1. No par formado pela necessidade e pela liberdade, a liberdade é o termo primeiro.
A liberdade e a necessidade formam uma sorte de casal cujos termos só podem ser definidos um em relação ao outro. Assim, a necessidade pode ser definida como a negação da liberdade, ou a liberdade como a negação da necessidade. Ninguém se acredita livre exceto em relação a uma necessidade que possa vinculá-lo e ninguém está vinculado à necessidade alguma, exceto em relação a uma liberdade que poderia libertá-lo.
Mas não é suficiente reconhecer que cada um destes termos pode ser definido, de fato, como a negação do outro. Resta saber se não há um deles que seja primeiro por direito e que possua, em si mesmo, uma verdadeira positividade. Quanto a isto, deve ser feita uma distinção entre a ordem cronológica e a ordem ontológica. Pois é possível, mesmo que a liberdade surja gradualmente da necessidade, que a necessidade a pressuponha e a envolva, como um princípio que a limita e sem o qual ela nada seria. E pode acontecer até mesmo que, onde quer que a liberdade atue, a necessidade seja apenas a fixação dos seus efeitos. Assim, a necessidade seria, em relação à liberdade, antes sua expressão do que o seu limite, a marca não do seu fracasso, mas do seu triunfo. Então a liberdade não teria outras correntes [para] além daquelas que impôs a si mesma.
Contudo, não devemos nos esquecer que o eu não é nem isolado do mundo e nem coextensivo a ele, e que a liberdade que lhe pertence está correlacionada à necessidade pela qual ele se submete à ação deste mundo em que está imerso e que o ultrapassa por todos os lados. Mesmo assim, a liberdade não pode ser reduzida ao poder todo negativo de não ceder à necessidade; pois este poder só tem eficácia se for ele próprio o inverso de um poder todo positivo, que é o de retirar de si mesmo uma ação cuja o eu não é obrigado a se submeter. A negação da necessidade é apenas o efeito e a contraparte de uma iniciativa que o eu reivindica e que ele já começa a exercer.
Como poderia ser de outra forma se a necessidade é sempre hipotética, ou mesmo a testemunha de uma relação condicional, isto é, desta impossibilidade para um ser de bastar a si mesmo, o que o obriga a procurar fora de si a causa que o determina, enquanto que a liberdade é, pelo contrário, sempre categórica, ou seja, exprime em cada ser esta mesma possibilidade de bastar a si mesmo ou de produzir por si mesmo a razão que o faz agir? Portanto, se a insuficiência não tem significado senão como uma negação da suficiência, que é a única em si mesma positiva, a necessidade pressupõe a liberdade e só pode ser definida por meio da sua limitação.

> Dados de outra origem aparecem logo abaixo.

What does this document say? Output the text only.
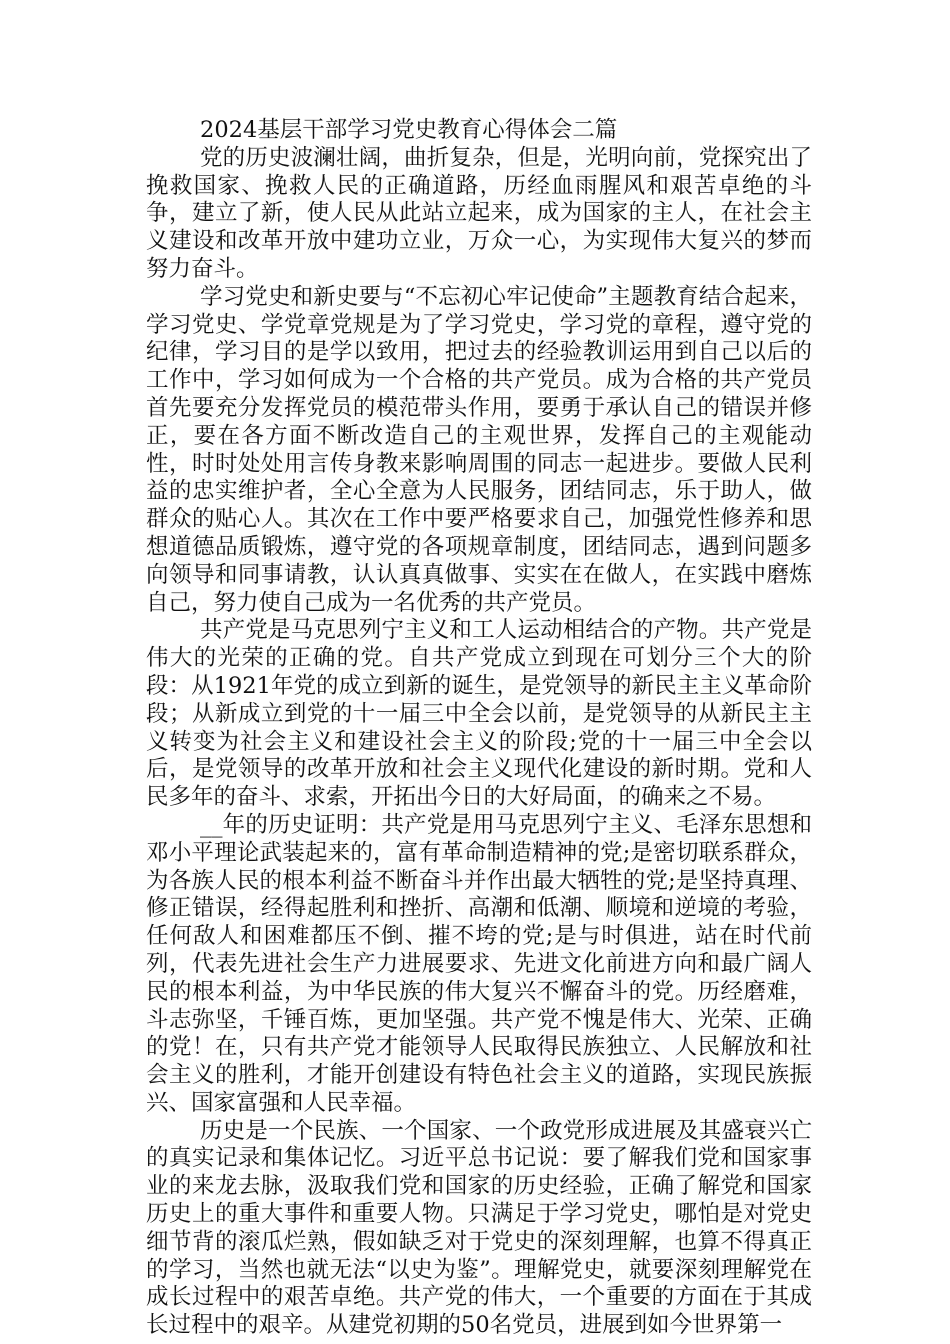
2024基层干部学习党史教育心得体会二篇

党的历史波澜壮阔，曲折复杂，但是，光明向前，党探究出了挽救国家、挽救人民的正确道路，历经血雨腥风和艰苦卓绝的斗争，建立了新，使人民从此站立起来，成为国家的主人，在社会主义建设和改革开放中建功立业，万众一心，为实现伟大复兴的梦而努力奋斗。

学习党史和新史要与“不忘初心牢记使命”主题教育结合起来，学习党史、学党章党规是为了学习党史，学习党的章程，遵守党的纪律，学习目的是学以致用，把过去的经验教训运用到自己以后的工作中，学习如何成为一个合格的共产党员。成为合格的共产党员首先要充分发挥党员的模范带头作用，要勇于承认自己的错误并修正，要在各方面不断改造自己的主观世界，发挥自己的主观能动性，时时处处用言传身教来影响周围的同志一起进步。要做人民利益的忠实维护者，全心全意为人民服务，团结同志，乐于助人，做群众的贴心人。其次在工作中要严格要求自己，加强党性修养和思想道德品质锻炼，遵守党的各项规章制度，团结同志，遇到问题多向领导和同事请教，认认真真做事、实实在在做人，在实践中磨炼自己，努力使自己成为一名优秀的共产党员。

共产党是马克思列宁主义和工人运动相结合的产物。共产党是伟大的光荣的正确的党。自共产党成立到现在可划分三个大的阶段：从1921年党的成立到新的诞生，是党领导的新民主主义革命阶段；从新成立到党的十一届三中全会以前，是党领导的从新民主主义转变为社会主义和建设社会主义的阶段;党的十一届三中全会以后，是党领导的改革开放和社会主义现代化建设的新时期。党和人民多年的奋斗、求索，开拓出今日的大好局面，的确来之不易。

__年的历史证明：共产党是用马克思列宁主义、毛泽东思想和邓小平理论武装起来的，富有革命制造精神的党;是密切联系群众，为各族人民的根本利益不断奋斗并作出最大牺牲的党;是坚持真理、修正错误，经得起胜利和挫折、高潮和低潮、顺境和逆境的考验，任何敌人和困难都压不倒、摧不垮的党;是与时俱进，站在时代前列，代表先进社会生产力进展要求、先进文化前进方向和最广阔人民的根本利益，为中华民族的伟大复兴不懈奋斗的党。历经磨难，斗志弥坚，千锤百炼，更加坚强。共产党不愧是伟大、光荣、正确的党！在，只有共产党才能领导人民取得民族独立、人民解放和社会主义的胜利，才能开创建设有特色社会主义的道路，实现民族振兴、国家富强和人民幸福。

历史是一个民族、一个国家、一个政党形成进展及其盛衰兴亡的真实记录和集体记忆。习近平总书记说：要了解我们党和国家事业的来龙去脉，汲取我们党和国家的历史经验，正确了解党和国家历史上的重大事件和重要人物。只满足于学习党史，哪怕是对党史细节背的滚瓜烂熟，假如缺乏对于党史的深刻理解，也算不得真正的学习，当然也就无法“以史为鉴”。理解党史，就要深刻理解党在成长过程中的艰苦卓绝。共产党的伟大，一个重要的方面在于其成长过程中的艰辛。从建党初期的50名党员，进展到如今世界第一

Poderíamos expressar as coisas de forma diferente, dizendo que a liberdade pertence à ordem da ação e a necessidade à ordem da paixão, mas que é a paixão que pressupõe ação, da qual ela nunca deixa de subtrair, enquanto que a ação não pode ser a negação da paixão, à qual ela nunca deixa de acrescentar. Finalmente, pode-se também dizer que negar a necessidade é já uma ação real, de vez que negar a liberdade é apenas uma ação aparente e mesmo uma recusa de ação, de modo que é suficiente, para verificar a necessidade, nada fazer, enquanto que a liberdade só pode ser afirmada ao se assumir o ato de fazer, e mesmo, em direito, de fazer qualquer coisa.

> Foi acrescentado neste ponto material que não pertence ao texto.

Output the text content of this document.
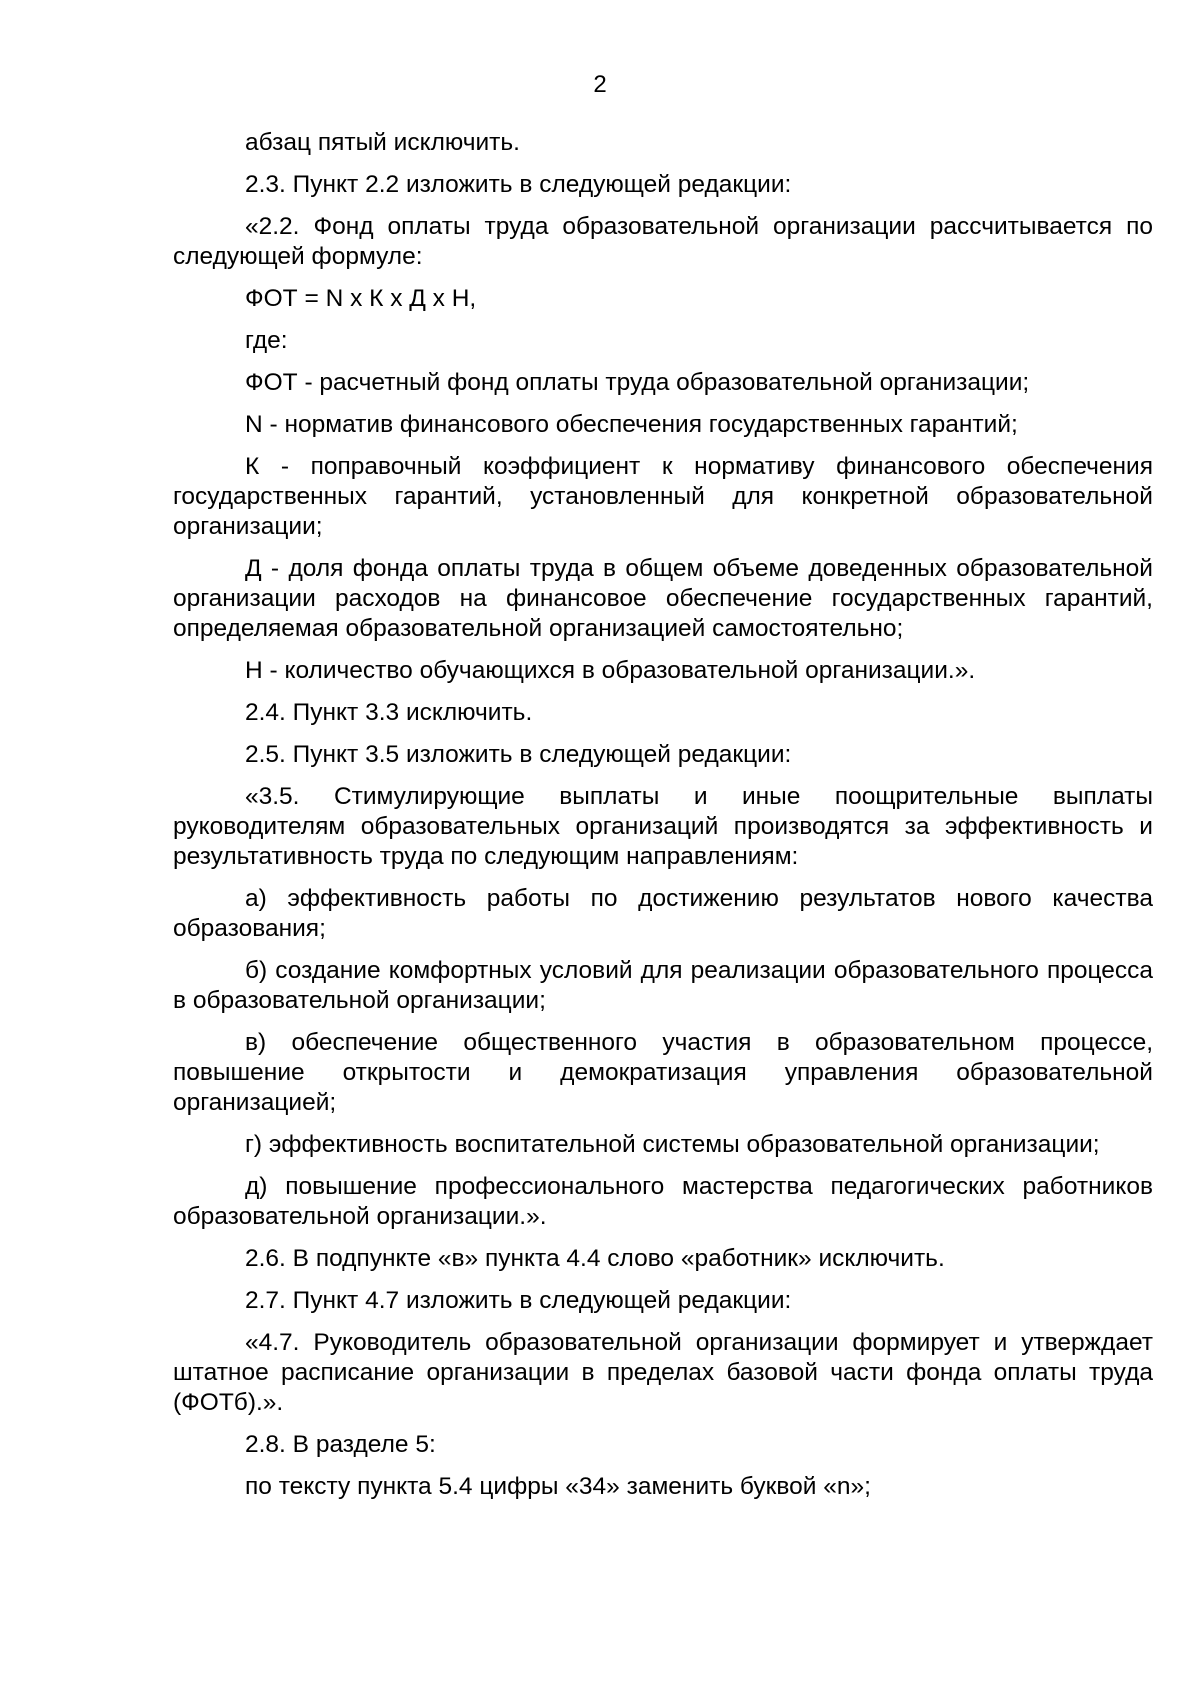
2

абзац пятый исключить.

2.3. Пункт 2.2 изложить в следующей редакции:

«2.2. Фонд оплаты труда образовательной организации рассчитывается по следующей формуле:

ФОТ = N x К x Д x Н,

где:

ФОТ - расчетный фонд оплаты труда образовательной организации;

N - норматив финансового обеспечения государственных гарантий;

К - поправочный коэффициент к нормативу финансового обеспечения государственных гарантий, установленный для конкретной образовательной организации;

Д - доля фонда оплаты труда в общем объеме доведенных образовательной организации расходов на финансовое обеспечение государственных гарантий, определяемая образовательной организацией самостоятельно;

Н - количество обучающихся в образовательной организации.».

2.4. Пункт 3.3 исключить.

2.5. Пункт 3.5 изложить в следующей редакции:

«3.5. Стимулирующие выплаты и иные поощрительные выплаты руководителям образовательных организаций производятся за эффективность и результативность труда по следующим направлениям:

а) эффективность работы по достижению результатов нового качества образования;

б) создание комфортных условий для реализации образовательного процесса в образовательной организации;

в) обеспечение общественного участия в образовательном процессе, повышение открытости и демократизация управления образовательной организацией;

г) эффективность воспитательной системы образовательной организации;

д) повышение профессионального мастерства педагогических работников образовательной организации.».

2.6. В подпункте «в» пункта 4.4 слово «работник» исключить.

2.7. Пункт 4.7 изложить в следующей редакции:

«4.7. Руководитель образовательной организации формирует и утверждает штатное расписание организации в пределах базовой части фонда оплаты труда (ФОТб).».

2.8. В разделе 5:

по тексту пункта 5.4 цифры «34» заменить буквой «n»;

É notável que a liberdade não possa ser definida de outra forma que não um poder de ação: quando dizemos que ela se liberta gradualmente da necessidade em que se encontrava inicialmente confinada, isso significa que existe uma atividade omnipresente e sempre em exercício, mas que permanece exterior a nós, ou seja, que assume para nós o carácter de necessidade enquanto não conseguirmos trazê-la à luz em nossa própria consciência, ou, o que é mesma coisa, assumi-la como nossa.
2. A liberdade é irredutível à espontaneidade da natureza.
Poder-se-ia sustentar que, para que um ser seja livre, basta que suas ações lhe pareçam como sendo apenas a expressão e a consequência de sua natureza. Então o ser[1], estando consciente do que é, mas não das causas que o tornaram assim, considera-se livre onde é capaz de agir de acordo com a sua natureza. Estas causas, porém, só podem ser um objeto do conhecimento e não da consciência: elas não são capazes de impedir a consciência de considerar aquilo que ela é como uma origem antes da qual não havia nada. A consciência de si é um primeiro começo; ela não é a extensão unilinear do universo do conhecimento: na medida em que ela se abre para um futuro ainda por nascer, parece que é ela mesma que o produz.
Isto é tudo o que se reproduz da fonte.